Ras wrote: ↑
Sat Nov 21, 2020 12:05 pm
New feature idea: pausing tournaments. That would be useful for doing something else that needs processor power in-between, but without aborting the tournament. It could work as follows:
- Upon program start, c-chess-cli could print "press 'p' to pause tournament"
- Pressing the 'p' key for "pause"
- c-chess-cli prints "finishing ongoing games..."
- the ongoing games are finished, but no new ones started
- once all ongoing games have been finished, c-chess-cli prints "tournament paused, press 'r' to resume."
- Restarting would work via pressing 'r'.
- c-chess-cli would print "tournament resumed." and start the next games.
A different key for pause and resume would prevent the user from accidentally double-hitting the pause key and then being unclear about the state. Pressing 'r' before all ongoing games have been finished would just remove the pause state along with printing the "tournament resumed" message.

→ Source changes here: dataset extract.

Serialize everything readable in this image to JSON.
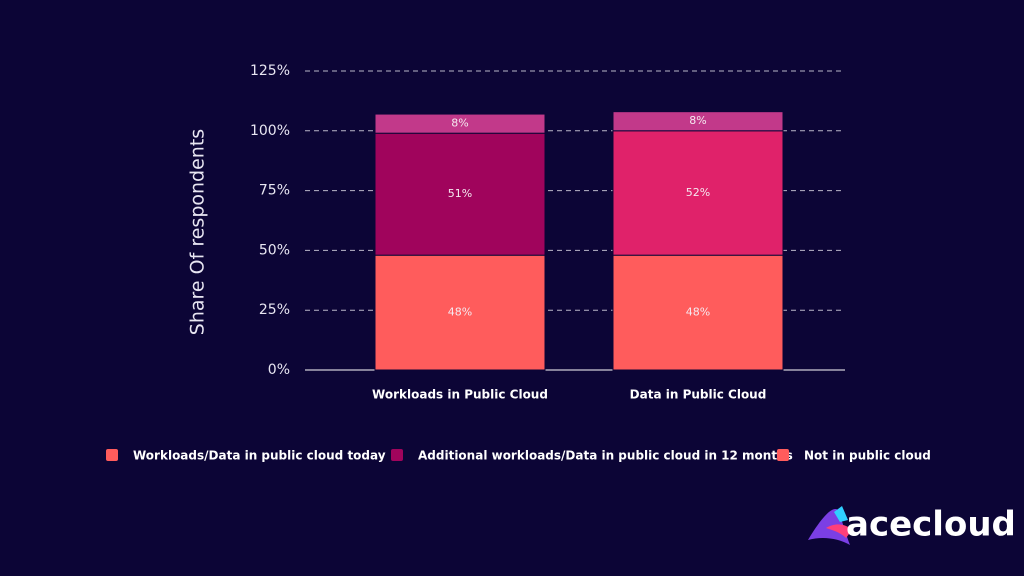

Another use case is system crashes, or computer switches off (eg. overheating). Or even a power cut. Could be the grid. Or your wife accidently stumbles on the wire while vacuming
So I would rather make the state persist in a tournament file, and be able to resume from that. This will also be much easier to implement than the interactive logic you propose (pausing/resuming threads is easier said than done, don't forget all these threads are busy waiting for blocking I/O). All I need to do is write a file with the argument list, the idx of the next game to play, and the (W,L,D) triplets for each pair.
The difficulty is that ongoing and mis-ordered games are lost, and can't be counted in the idx value. So I must only count the longest sequential sequence of completed games. For example, if we played (0,1,2,5,7,6,3), then (0,1,2,3) can be counted, and the tournament should resume with idx=4. Fortunately, I already have that logic built for sequential PGN output, so I can try to reuse it.
Regarding HGM's flexible concurrency, I think it could be viewed as a natural extension of this. You could specify the concurrency as you resume, overriding the original value. So you start with 8, then hit Ctrl+C, then resume with 6, etc. I would rather do it that way, than changing concurrency on the fly with the program still running, which is over-engineneering IMO.
Theory and practice sometimes clash. And when that happens, theory loses. Every single time.